105 Provided, therefore, that such judgments as to relevance are made by the decision-maker within lawful boundaries, the question as to whether particular evidence can be given any, and, if so what, weight falls within the exclusive province of the administrative decision-maker. Weight may be affected by such matters as provenance (a matter to which cl 8(2) directs attention), credibility, completeness, context or lack thereof, and the capacity of the interested party to respond to the material particularly if it is adverse.
44 In other words, the question of where the best interests of the child in a case such as the present is plainly raised as an issue. Nonetheless, that consideration cannot play an active part in the balancing exercise to be undertaken in accordance with paragraph 8 of the Direction between the different considerations where the decision-maker, as here, is not satisfied on the evidence that the best interests of the child favour the grant of visa but equally is not satisfied that they do not. That construction accords with a common sense approach to the decision-making process required overall by Direction No. 65 and its predecessor, Direction No. 55. As Buchanan J said in Paerau (in a passage with which I agreed at [107]):
18 It is basic, of course, that any determination by the AAT [Tribunal] about a matter as fundamental and important as the best interests of a child should be the result of a reasoned assessment of material of sufficient probative value that the determination be a sober and considered one, and not capricious, speculative or merely a guess.

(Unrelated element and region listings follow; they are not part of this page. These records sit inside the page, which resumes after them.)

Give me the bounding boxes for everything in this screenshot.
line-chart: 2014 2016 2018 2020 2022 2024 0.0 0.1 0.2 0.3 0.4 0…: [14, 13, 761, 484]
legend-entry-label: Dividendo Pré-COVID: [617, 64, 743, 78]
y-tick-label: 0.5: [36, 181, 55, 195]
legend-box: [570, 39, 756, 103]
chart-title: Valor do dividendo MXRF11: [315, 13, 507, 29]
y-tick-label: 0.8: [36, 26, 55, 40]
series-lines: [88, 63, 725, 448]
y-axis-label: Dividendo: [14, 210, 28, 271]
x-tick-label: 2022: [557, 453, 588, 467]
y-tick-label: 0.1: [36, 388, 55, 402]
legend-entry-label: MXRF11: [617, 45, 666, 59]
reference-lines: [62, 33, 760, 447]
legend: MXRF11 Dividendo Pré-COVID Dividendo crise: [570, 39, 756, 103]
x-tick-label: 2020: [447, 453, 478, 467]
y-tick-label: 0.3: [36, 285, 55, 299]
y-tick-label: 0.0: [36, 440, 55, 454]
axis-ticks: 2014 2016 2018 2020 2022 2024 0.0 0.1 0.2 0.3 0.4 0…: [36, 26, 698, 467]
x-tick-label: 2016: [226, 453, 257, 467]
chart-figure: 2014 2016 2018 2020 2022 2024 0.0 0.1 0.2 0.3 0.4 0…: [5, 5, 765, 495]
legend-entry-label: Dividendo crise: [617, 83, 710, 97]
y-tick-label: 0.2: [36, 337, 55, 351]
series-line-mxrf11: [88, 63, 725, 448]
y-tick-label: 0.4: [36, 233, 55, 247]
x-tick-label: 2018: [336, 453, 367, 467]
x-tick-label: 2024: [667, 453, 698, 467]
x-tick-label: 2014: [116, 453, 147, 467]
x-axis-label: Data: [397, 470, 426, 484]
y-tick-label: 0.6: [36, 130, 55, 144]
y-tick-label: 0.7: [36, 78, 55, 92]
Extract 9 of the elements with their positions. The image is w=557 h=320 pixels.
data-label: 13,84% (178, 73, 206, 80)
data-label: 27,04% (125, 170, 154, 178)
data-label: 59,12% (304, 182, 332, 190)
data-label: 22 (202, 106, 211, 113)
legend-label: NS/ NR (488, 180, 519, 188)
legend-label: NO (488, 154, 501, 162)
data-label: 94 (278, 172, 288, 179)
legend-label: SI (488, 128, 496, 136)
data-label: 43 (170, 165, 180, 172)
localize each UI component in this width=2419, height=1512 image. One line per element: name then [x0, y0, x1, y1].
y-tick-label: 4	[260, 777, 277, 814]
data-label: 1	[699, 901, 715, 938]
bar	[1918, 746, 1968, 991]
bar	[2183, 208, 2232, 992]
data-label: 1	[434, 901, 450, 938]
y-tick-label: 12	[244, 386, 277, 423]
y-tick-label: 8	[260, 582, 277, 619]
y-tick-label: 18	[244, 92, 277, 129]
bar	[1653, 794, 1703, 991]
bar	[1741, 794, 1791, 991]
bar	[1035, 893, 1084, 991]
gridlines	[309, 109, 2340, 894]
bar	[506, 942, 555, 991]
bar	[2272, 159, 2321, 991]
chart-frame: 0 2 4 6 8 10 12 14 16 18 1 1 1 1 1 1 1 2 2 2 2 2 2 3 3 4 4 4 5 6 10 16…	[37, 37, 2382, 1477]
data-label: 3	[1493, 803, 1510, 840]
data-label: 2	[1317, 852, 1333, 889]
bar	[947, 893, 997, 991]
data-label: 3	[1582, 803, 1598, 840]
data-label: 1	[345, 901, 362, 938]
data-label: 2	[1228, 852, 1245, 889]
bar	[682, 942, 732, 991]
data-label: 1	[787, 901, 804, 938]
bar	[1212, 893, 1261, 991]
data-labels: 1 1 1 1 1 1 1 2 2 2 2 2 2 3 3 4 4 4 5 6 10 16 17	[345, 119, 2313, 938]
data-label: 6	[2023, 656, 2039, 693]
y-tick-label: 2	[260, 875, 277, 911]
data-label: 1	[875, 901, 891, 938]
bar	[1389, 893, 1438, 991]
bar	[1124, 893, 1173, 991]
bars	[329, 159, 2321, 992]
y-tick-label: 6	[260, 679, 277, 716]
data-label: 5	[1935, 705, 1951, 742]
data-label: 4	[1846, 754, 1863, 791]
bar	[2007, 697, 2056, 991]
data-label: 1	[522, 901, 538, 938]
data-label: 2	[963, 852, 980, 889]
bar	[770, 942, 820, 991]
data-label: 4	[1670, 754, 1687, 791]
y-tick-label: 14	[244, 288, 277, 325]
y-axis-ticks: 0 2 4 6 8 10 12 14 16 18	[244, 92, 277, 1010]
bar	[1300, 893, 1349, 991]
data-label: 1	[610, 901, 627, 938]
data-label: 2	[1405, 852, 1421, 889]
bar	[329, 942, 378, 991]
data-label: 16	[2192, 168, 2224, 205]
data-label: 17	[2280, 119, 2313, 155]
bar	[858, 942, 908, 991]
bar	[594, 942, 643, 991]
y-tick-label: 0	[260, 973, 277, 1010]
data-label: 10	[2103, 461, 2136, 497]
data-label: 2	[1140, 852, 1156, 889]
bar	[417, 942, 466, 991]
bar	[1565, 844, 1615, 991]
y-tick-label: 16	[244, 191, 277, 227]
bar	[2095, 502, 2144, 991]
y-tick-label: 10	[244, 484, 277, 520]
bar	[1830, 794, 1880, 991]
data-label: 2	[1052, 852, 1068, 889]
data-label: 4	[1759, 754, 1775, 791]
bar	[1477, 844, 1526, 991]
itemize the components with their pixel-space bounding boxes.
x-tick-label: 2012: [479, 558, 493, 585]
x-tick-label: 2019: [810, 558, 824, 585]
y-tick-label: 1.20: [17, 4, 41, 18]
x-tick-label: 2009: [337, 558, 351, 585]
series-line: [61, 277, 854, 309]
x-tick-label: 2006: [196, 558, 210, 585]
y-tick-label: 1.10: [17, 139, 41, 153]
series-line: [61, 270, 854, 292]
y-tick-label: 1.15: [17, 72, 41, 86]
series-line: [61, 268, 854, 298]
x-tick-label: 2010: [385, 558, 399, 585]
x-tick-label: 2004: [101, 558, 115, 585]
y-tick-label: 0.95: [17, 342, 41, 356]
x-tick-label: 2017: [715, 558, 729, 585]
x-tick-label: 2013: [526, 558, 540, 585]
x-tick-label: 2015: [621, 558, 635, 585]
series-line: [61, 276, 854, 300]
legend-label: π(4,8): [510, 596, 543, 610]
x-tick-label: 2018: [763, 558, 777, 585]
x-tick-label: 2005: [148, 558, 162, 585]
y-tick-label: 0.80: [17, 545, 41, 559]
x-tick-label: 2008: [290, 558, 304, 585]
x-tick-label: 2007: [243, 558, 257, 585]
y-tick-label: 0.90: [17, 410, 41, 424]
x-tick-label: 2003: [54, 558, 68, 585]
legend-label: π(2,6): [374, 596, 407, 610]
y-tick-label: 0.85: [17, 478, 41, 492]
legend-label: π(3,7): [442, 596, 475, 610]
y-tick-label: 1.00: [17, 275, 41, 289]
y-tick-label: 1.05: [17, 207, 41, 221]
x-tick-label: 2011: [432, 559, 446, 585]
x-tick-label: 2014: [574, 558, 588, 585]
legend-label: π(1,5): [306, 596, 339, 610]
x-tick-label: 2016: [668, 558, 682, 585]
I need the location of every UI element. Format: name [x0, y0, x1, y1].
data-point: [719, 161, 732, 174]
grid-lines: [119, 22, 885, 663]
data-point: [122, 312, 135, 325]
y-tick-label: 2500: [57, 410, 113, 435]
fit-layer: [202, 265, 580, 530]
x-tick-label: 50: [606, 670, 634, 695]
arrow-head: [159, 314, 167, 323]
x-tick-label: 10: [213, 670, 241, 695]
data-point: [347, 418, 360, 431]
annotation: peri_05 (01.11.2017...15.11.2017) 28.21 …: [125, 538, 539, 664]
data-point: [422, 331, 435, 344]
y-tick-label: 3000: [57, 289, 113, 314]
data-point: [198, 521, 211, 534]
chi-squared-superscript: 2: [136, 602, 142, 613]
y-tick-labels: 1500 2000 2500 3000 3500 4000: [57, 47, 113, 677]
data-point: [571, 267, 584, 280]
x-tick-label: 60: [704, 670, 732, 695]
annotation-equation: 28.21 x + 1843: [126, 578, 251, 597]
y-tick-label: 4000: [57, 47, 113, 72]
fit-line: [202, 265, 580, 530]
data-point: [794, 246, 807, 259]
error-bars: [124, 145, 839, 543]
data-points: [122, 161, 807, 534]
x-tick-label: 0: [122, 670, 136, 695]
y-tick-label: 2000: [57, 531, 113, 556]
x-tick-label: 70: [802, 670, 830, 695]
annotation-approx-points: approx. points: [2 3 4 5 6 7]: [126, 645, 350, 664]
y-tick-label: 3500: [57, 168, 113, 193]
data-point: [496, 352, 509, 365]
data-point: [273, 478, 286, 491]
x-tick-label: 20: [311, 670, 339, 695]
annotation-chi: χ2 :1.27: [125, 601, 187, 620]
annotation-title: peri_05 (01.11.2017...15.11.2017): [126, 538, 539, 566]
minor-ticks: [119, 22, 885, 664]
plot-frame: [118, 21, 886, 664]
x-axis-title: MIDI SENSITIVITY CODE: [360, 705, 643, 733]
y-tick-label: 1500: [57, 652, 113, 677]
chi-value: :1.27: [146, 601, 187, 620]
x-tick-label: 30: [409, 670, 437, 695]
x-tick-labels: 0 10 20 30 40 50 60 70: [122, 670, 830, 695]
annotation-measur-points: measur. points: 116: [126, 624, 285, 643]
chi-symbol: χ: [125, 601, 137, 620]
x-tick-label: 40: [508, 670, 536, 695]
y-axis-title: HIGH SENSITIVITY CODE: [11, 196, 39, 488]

45 The decision in Paerau is consistent with the earlier decision of the Full Court in Jones v Minister for Immigration and Ethnic Affairs (1995) 63 FCR 32, on which Buchanan J in particular in Paerau relied. In Jones, there had been evidence before the decision-maker but the Tribunal found that it was unable on the evidence before it to make a material finding of fact either way for reasons which it clearly explained. Importantly, however, as Buchanan J held in Paerau at [20], each of the members of the Court in Jones rejected the submission that an obligation to find facts left no room for a neutral outcome or, as Carr J explained at 46, a decision in which "[t]he decision-making pendulum remained in equilibrium", see also Jones at 38 (Jenkinson J), 50 (Nicholson J). To hold otherwise, as Nicholson J held at 50, "would be in effect to require the Tribunal to have made findings when it had expressly found an absence of evidence to support them."
46 It follows, notwithstanding the careful submissions by counsel for the applicant to the contrary, that it was open to the Tribunal to find that it was not satisfied that it was in the best interests of Mr Nigam's daughter that his visa be granted. Paragraph11.2 of Direction No. 65 does not require that the Tribunal make a determination in the sense of making a positive finding of fact one way or the other if, as here, the Tribunal finds that it cannot on the state of the evidence.
47 Furthermore, the analysis of the Tribunal's reasons at [35] above exposes that the Tribunal reached that view by a conscientious evaluation of the evidence and found on rational grounds that the evidence could not support a finding either way. In particular, it is clear that, notwithstanding the applicant's evidence as to his intentions, the Tribunal was unable to reach a view on whether the applicant could provide the stable relationship which his daughter required when he had not sought to put those intentions into action, his role as a positive parental figure was largely untested, and there were aspects of his history which raised concerns in the Tribunal's view about his ability to do so.